Schön finde ich, dass WD auf der Website ausführliche technische Infos gibt, auch über die Lautstärke. Das 2tb Modell der WD Blue 5400 U/min ist leider etwas lauter als das 1tb Modell. Preislich wäre es ansonsten mit 71 EUR sehr attraktiv. Dann hätte ich mit 140 EUR 2x2tb und alle Probleme gelöst. Schade, dass es nicht so leise ist wie das kleine Modell. 

Die HGST ist schön groß, aber ich hätte die 4tb gerne auf 2 Platten verteilt. Die zweite dient dann wie gesagt eher als Datengrab und die erste für Spiele und laufende Projekte. Nur leider finde ich auf der Website keine Angaben zur Lautstärke. Habe ich nicht richtig geguckt? 
Kann man den Herstellerangaben eigentlich trauen?

Was Datensicherung angeht: Da beschränke ich mich darauf, die wichtigsten paar dutzend GB laufend auf meinen gemieteten Server hochzuladen. Würde ich alles sichern, wäre der Speicherbedarf einfach zu groß.


----------



## tidus79 (22. Juli 2017)

Noch eine Sache: Ich habe gehört, viele Versandhändler (Amazon, Caseking ...) verkaufen überwiegend OEM-Festplatten. Der Nachteil soll sein, dass diese 1. keine Herstellergarantie haben, 2. oft nicht sachgerecht verpackt sind, 3. es sich um Ware handelt, die schon sehr lange in Langern rumliegt oder eventuell schon mal verbaut war. 
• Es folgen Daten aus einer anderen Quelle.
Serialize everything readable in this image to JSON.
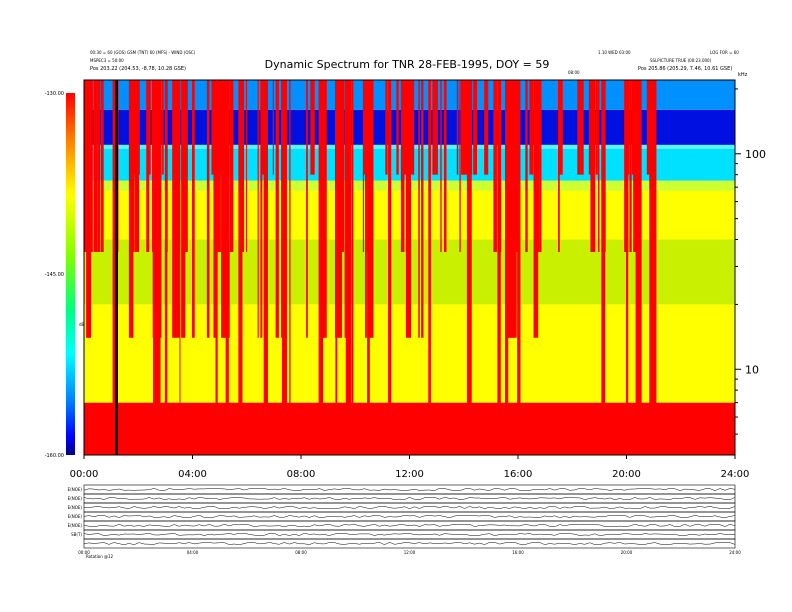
{
  "header": {
    "title": "Dynamic Spectrum for TNR 28-FEB-1995, DOY = 59",
    "left_line1": "00:30 = 60 (GOS) GSM (TNT) 60 (MFS) - WIND (OSC)",
    "left_line2": "MSPEC3 = 50:00",
    "left_line3": "Pos   203.22 (204.53, -8.78, 10.28 GSE)",
    "right_line1": "1.10 WED 03:00",
    "right_line2": "LOG FOR = 60",
    "right_line3": "SSLPICTURE TRUE (00:23.000)",
    "right_line4": "Pos   205.86 (205.29, 7.46, 10.61 GSE)",
    "mid_small": "08:00",
    "right_unit": "kHz"
  },
  "colorbar": {
    "label": "dB",
    "ticks": [
      {
        "value": -130,
        "label": "-130.00"
      },
      {
        "value": -145,
        "label": "-145.00"
      },
      {
        "value": -160,
        "label": "-160.00"
      }
    ],
    "colors": [
      "#ff0000",
      "#ff8000",
      "#ffff00",
      "#80ff00",
      "#00ff80",
      "#00ffff",
      "#0080ff",
      "#0000ff",
      "#000080"
    ]
  },
  "chart_data": {
    "type": "heatmap",
    "title": "Dynamic Spectrum for TNR 28-FEB-1995, DOY = 59",
    "x": {
      "label": "",
      "range": [
        "00:00",
        "24:00"
      ],
      "ticks": [
        "00:00",
        "04:00",
        "08:00",
        "12:00",
        "16:00",
        "20:00",
        "24:00"
      ]
    },
    "y": {
      "label": "kHz",
      "scale": "log",
      "range": [
        4,
        220
      ],
      "ticks": [
        10,
        100
      ]
    },
    "z": {
      "label": "dB",
      "range": [
        -160,
        -130
      ]
    },
    "bands": [
      {
        "freq_range": [
          4,
          7
        ],
        "level": "red"
      },
      {
        "freq_range": [
          7,
          20
        ],
        "level": "yellow"
      },
      {
        "freq_range": [
          20,
          40
        ],
        "level": "yellow-green"
      },
      {
        "freq_range": [
          40,
          75
        ],
        "level": "yellow"
      },
      {
        "freq_range": [
          75,
          110
        ],
        "level": "cyan"
      },
      {
        "freq_range": [
          110,
          160
        ],
        "level": "blue"
      },
      {
        "freq_range": [
          160,
          220
        ],
        "level": "cyan-blue"
      }
    ]
  },
  "panels": {
    "labels": [
      "E(NOE)",
      "E(NOE)",
      "E(NOE)",
      "E(NOE)",
      "E(NOE)",
      "SB(T)",
      ""
    ],
    "ticks": [
      "00:00",
      "04:00",
      "08:00",
      "12:00",
      "16:00",
      "20:00",
      "24:00"
    ],
    "footer_left": "Rotation  @12"
  }
}
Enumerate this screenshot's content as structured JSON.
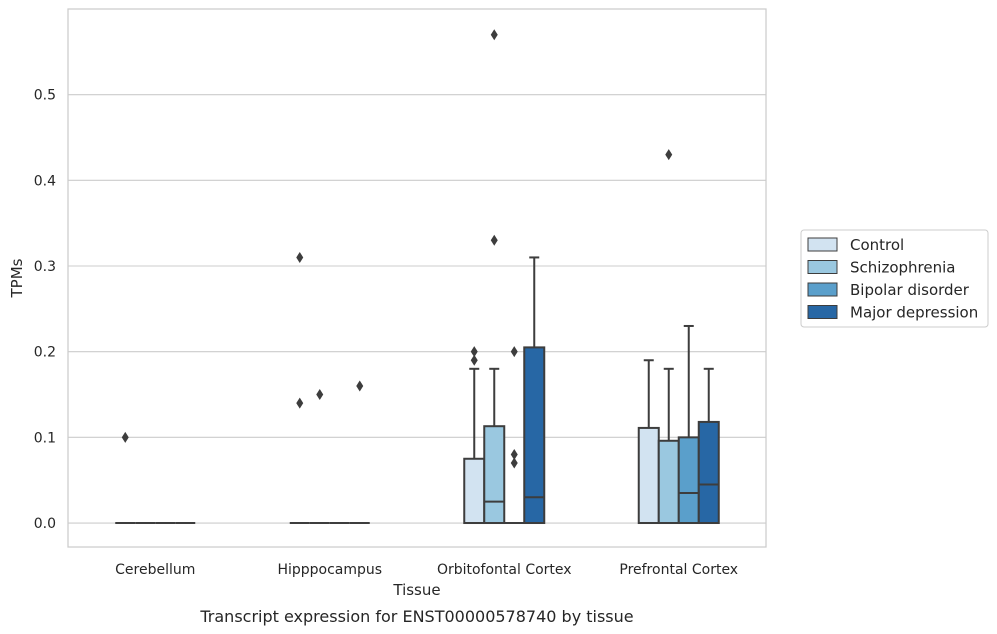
{
  "chart_data": {
    "type": "box",
    "caption": "Transcript expression for ENST00000578740 by tissue",
    "xlabel": "Tissue",
    "ylabel": "TPMs",
    "ylim": [
      -0.028,
      0.6
    ],
    "yticks": [
      "0.0",
      "0.1",
      "0.2",
      "0.3",
      "0.4",
      "0.5"
    ],
    "ytick_values": [
      0,
      0.1,
      0.2,
      0.3,
      0.4,
      0.5
    ],
    "grid": "horizontal",
    "legend_position": "right",
    "categories": [
      "Cerebellum",
      "Hipppocampus",
      "Orbitofontal Cortex",
      "Prefrontal Cortex"
    ],
    "series": [
      {
        "name": "Control",
        "color": "#d2e3f1",
        "boxes": [
          {
            "q1": 0,
            "median": 0,
            "q3": 0,
            "whislo": 0,
            "whishi": 0,
            "fliers": [
              0.1
            ]
          },
          {
            "q1": 0,
            "median": 0,
            "q3": 0,
            "whislo": 0,
            "whishi": 0,
            "fliers": [
              0.31,
              0.14
            ]
          },
          {
            "q1": 0,
            "median": 0,
            "q3": 0.075,
            "whislo": 0,
            "whishi": 0.18,
            "fliers": [
              0.2,
              0.19
            ]
          },
          {
            "q1": 0,
            "median": 0,
            "q3": 0.111,
            "whislo": 0,
            "whishi": 0.19,
            "fliers": []
          }
        ]
      },
      {
        "name": "Schizophrenia",
        "color": "#9ac8e0",
        "boxes": [
          {
            "q1": 0,
            "median": 0,
            "q3": 0,
            "whislo": 0,
            "whishi": 0,
            "fliers": []
          },
          {
            "q1": 0,
            "median": 0,
            "q3": 0,
            "whislo": 0,
            "whishi": 0,
            "fliers": [
              0.15
            ]
          },
          {
            "q1": 0,
            "median": 0.025,
            "q3": 0.113,
            "whislo": 0,
            "whishi": 0.18,
            "fliers": [
              0.57,
              0.33
            ]
          },
          {
            "q1": 0,
            "median": 0,
            "q3": 0.096,
            "whislo": 0,
            "whishi": 0.18,
            "fliers": [
              0.43
            ]
          }
        ]
      },
      {
        "name": "Bipolar disorder",
        "color": "#5a9fcb",
        "boxes": [
          {
            "q1": 0,
            "median": 0,
            "q3": 0,
            "whislo": 0,
            "whishi": 0,
            "fliers": []
          },
          {
            "q1": 0,
            "median": 0,
            "q3": 0,
            "whislo": 0,
            "whishi": 0,
            "fliers": []
          },
          {
            "q1": 0,
            "median": 0,
            "q3": 0,
            "whislo": 0,
            "whishi": 0,
            "fliers": [
              0.2,
              0.08,
              0.07
            ]
          },
          {
            "q1": 0,
            "median": 0.035,
            "q3": 0.1,
            "whislo": 0,
            "whishi": 0.23,
            "fliers": []
          }
        ]
      },
      {
        "name": "Major depression",
        "color": "#2767a5",
        "boxes": [
          {
            "q1": 0,
            "median": 0,
            "q3": 0,
            "whislo": 0,
            "whishi": 0,
            "fliers": []
          },
          {
            "q1": 0,
            "median": 0,
            "q3": 0,
            "whislo": 0,
            "whishi": 0,
            "fliers": [
              0.16
            ]
          },
          {
            "q1": 0,
            "median": 0.03,
            "q3": 0.205,
            "whislo": 0,
            "whishi": 0.31,
            "fliers": []
          },
          {
            "q1": 0,
            "median": 0.045,
            "q3": 0.118,
            "whislo": 0,
            "whishi": 0.18,
            "fliers": []
          }
        ]
      }
    ]
  }
}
Bei welchen Online-Händlern kriege ich ordentliche Einzelhandelsware? (Ich weiß, dass Caseking das mit der Garantie löst, in dem sie sie selbst übernehmen, aber das will ich nicht und die anderen Nachteile bleiben.)


----------



## TohruLP (23. Juli 2017)

Bei Mindfactory sind Festplatten immer einer (Antistatik?-)Folie verpackt und mit ganz viel Luftpolsterfolie umwickelt. Wenn man die Festplatte aus der Luftpolsterfolie nimmt, (die andere am besten dran lassen, ist ja durchsichtig) kann man ja die Seriennummer überprüfen. Wenn es eine OEM-Festplatte ist, kann man die einfach zurücksenden und sich eine neue schicken lassen.


----------



## azzih (23. Juli 2017)

tidus79 schrieb:


> Noch eine Sache: Ich habe gehört, viele Versandhändler (Amazon, Caseking ...) verkaufen überwiegend OEM-Festplatten. Der Nachteil soll sein, dass diese 1. keine Herstellergarantie haben, 2. oft nicht sachgerecht verpackt sind, 3. es sich um Ware handelt, die schon sehr lange in Langern rumliegt oder eventuell schon mal verbaut war.
> 
> Bei welchen Online-Händlern kriege ich ordentliche Einzelhandelsware? (Ich weiß, dass Caseking das mit der Garantie löst, in dem sie sie selbst übernehmen, aber das will ich nicht und die anderen Nachteile bleiben.)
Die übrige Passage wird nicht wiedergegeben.